CULTURE OF CORRUPTION: Homeland Security exec used ‘improper influence’ to favor Reid, McAuliffe:

Department of Homeland Security Deputy Secretary Alejandro Mayorkas exerted “improper influence” on behalf of three applicants for a federal program that grants residency to foreign investors in U.S. projects, including one with links to Senate Minority Leader Harry Reid and another to Virginia Gov. Terry McAuliffe.

Mayorkas was then director of the U.S. Citizenship and Immigration Services agency with Homeland Security and made multiple changes in the Employment-Based Fifth Preference program even though it represented a tiny slice of his overall responsibilities in the position, according to the Homeland Security inspector general in a report made public Tuesday. . . .

Mayorkas created a hand-picked “deference review board” that reversed a series of decisions by the LA Films center to reject applications linked to film projects of Sony and Time Warner. “This board did not previously exist and was never used again after it voted to reverse the adjudicators’ proposed denials. Remarkably, there is no record of the proceedings of this board,” the inspector general said.

In the Las Vegas example, Mayorkas intervened at the request of Reid seeking “expedited review of investor petitions involved in funding a Las Vegas hotel and casino, notwithstanding the career staff’s original decision not to do so.” The inspector general said “Mayorkas pressured staff to expedite the review.
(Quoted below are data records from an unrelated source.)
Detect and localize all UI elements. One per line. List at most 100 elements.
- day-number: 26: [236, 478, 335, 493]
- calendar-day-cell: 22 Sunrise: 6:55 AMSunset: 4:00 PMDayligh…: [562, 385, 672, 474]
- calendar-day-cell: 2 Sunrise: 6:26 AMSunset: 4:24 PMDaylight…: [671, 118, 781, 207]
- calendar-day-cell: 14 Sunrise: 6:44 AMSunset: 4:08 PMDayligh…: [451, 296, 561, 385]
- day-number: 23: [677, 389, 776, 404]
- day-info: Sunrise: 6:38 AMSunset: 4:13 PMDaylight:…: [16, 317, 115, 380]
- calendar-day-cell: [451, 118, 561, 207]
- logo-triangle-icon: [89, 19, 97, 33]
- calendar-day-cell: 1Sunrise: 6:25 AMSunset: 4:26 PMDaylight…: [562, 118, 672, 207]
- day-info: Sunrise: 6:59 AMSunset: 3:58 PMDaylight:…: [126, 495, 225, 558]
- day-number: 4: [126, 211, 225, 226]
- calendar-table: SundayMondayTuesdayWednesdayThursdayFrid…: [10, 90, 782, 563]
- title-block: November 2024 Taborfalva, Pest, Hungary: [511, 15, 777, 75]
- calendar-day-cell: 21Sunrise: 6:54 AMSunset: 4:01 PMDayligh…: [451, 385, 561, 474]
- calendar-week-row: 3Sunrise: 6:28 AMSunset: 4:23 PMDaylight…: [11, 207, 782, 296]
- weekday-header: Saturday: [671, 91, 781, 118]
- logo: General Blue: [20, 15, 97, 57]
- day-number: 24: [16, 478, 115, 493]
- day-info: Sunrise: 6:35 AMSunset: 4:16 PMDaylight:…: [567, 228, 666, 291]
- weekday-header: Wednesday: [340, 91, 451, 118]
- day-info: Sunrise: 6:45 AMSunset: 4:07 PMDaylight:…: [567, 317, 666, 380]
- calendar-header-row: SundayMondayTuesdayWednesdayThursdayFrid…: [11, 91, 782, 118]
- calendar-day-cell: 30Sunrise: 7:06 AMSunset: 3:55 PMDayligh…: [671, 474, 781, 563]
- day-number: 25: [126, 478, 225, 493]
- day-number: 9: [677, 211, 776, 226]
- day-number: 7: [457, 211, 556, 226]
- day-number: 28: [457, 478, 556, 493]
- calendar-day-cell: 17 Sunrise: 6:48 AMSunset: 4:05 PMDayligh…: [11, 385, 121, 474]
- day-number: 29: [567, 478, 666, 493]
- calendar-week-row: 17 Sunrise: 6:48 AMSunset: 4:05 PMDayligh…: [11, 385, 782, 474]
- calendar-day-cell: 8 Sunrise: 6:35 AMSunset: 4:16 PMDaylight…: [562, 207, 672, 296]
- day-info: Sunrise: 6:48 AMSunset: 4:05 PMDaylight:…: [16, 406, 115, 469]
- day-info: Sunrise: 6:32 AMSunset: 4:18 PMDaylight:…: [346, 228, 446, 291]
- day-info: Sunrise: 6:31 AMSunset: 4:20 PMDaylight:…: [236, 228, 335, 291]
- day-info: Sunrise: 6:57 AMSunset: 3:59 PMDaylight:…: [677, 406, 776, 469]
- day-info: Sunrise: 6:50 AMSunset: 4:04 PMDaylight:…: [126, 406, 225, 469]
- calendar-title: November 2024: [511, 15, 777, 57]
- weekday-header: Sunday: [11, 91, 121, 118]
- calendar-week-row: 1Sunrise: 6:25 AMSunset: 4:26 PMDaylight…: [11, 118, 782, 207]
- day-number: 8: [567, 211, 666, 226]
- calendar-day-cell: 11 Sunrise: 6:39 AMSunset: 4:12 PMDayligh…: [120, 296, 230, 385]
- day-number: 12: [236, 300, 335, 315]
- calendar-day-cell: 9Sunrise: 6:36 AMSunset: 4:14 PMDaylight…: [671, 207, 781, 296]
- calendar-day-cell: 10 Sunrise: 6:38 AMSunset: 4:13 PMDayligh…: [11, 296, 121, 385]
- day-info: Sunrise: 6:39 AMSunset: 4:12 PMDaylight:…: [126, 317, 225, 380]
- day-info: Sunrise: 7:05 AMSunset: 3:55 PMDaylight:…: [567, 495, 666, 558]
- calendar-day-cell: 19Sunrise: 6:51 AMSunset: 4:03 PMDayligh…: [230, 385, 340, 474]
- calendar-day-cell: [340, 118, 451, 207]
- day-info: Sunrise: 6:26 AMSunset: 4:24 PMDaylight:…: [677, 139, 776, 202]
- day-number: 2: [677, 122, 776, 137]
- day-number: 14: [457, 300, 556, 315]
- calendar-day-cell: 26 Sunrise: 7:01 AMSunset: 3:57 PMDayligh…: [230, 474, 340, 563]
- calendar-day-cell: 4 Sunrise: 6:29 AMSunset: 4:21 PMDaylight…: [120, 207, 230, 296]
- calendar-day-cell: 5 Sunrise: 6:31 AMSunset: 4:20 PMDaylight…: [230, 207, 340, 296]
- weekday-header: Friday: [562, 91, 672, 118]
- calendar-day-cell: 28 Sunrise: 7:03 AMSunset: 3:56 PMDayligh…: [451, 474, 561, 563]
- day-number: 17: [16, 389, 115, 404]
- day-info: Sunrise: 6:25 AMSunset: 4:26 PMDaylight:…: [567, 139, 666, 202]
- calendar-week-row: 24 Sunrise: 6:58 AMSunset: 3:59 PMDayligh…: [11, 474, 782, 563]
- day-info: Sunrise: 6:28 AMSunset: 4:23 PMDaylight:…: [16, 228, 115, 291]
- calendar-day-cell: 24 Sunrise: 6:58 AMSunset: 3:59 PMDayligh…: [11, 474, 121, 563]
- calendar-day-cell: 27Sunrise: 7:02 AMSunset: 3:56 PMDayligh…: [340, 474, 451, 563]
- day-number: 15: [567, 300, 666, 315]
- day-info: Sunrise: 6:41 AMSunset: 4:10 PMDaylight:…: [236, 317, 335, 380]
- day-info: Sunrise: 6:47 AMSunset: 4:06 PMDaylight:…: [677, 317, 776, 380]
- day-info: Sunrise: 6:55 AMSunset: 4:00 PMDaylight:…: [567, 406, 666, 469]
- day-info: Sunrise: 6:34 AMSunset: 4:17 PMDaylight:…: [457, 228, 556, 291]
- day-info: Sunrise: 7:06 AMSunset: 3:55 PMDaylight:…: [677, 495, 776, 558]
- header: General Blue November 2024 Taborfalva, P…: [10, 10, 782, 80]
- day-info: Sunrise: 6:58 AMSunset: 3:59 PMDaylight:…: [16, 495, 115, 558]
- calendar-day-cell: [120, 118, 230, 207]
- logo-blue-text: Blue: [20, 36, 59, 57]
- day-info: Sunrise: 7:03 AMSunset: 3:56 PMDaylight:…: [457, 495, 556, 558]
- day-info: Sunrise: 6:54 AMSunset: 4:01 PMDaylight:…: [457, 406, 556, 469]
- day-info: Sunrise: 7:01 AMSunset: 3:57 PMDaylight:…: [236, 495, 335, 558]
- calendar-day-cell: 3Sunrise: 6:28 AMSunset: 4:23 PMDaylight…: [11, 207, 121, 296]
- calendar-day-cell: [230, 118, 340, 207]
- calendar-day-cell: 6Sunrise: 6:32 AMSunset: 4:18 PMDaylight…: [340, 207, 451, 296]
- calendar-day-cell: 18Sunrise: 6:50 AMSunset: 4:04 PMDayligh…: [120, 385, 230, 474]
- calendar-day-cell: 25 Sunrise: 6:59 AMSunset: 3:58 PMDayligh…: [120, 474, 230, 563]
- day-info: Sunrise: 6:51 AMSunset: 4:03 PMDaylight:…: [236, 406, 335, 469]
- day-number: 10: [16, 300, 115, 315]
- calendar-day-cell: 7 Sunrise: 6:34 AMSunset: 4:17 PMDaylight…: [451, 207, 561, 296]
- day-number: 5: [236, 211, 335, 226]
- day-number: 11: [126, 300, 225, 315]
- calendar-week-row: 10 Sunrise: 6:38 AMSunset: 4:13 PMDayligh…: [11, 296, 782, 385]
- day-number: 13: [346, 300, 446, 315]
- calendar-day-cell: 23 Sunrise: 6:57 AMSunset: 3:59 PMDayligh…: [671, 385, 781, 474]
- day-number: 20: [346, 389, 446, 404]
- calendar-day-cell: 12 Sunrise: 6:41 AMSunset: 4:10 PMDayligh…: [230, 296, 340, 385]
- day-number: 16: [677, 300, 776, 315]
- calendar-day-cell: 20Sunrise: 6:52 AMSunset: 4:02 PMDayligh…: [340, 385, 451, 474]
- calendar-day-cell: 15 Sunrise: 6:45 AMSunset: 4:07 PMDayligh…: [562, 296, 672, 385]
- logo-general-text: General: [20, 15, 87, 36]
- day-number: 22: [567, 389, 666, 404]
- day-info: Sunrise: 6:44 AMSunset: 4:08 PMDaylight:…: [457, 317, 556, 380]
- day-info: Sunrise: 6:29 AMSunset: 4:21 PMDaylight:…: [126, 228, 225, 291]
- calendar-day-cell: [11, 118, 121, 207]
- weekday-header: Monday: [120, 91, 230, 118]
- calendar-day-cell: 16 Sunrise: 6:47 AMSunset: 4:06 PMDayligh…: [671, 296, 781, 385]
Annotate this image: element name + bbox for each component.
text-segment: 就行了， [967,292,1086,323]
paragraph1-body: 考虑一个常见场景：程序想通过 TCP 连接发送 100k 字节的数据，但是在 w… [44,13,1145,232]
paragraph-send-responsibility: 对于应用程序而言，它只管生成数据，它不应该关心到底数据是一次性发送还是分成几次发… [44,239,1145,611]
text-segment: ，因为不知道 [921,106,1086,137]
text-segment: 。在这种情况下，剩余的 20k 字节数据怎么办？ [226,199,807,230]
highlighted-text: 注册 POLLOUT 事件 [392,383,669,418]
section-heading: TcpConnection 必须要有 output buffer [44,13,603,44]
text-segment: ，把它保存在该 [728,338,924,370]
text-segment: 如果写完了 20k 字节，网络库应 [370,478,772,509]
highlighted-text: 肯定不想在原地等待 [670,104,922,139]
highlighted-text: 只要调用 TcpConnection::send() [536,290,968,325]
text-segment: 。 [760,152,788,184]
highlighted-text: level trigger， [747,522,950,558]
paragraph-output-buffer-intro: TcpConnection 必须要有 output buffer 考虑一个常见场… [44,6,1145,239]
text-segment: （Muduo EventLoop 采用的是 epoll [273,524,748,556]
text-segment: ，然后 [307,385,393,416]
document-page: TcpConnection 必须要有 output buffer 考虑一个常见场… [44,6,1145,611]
He also took the extraordinary step of requiring staff to brief Senator Reid’s staff on a weekly basis for several months.”

In the Gulf Coast example, the inspector general said Mayorkas mounted an “unprecedented” intervention in the denial of an EB-5 application for funding of a firm “to manufacture electric cars through investments in a company in which Terry McAuliffe was the board chairman.” The inspector general said that “because of the political prominence of the individuals involved, as well as USCIS’ traditional deference to its administrative appeals process, staff perceived it as politically motivated.”

They’re crooks who belong in jail, not in office.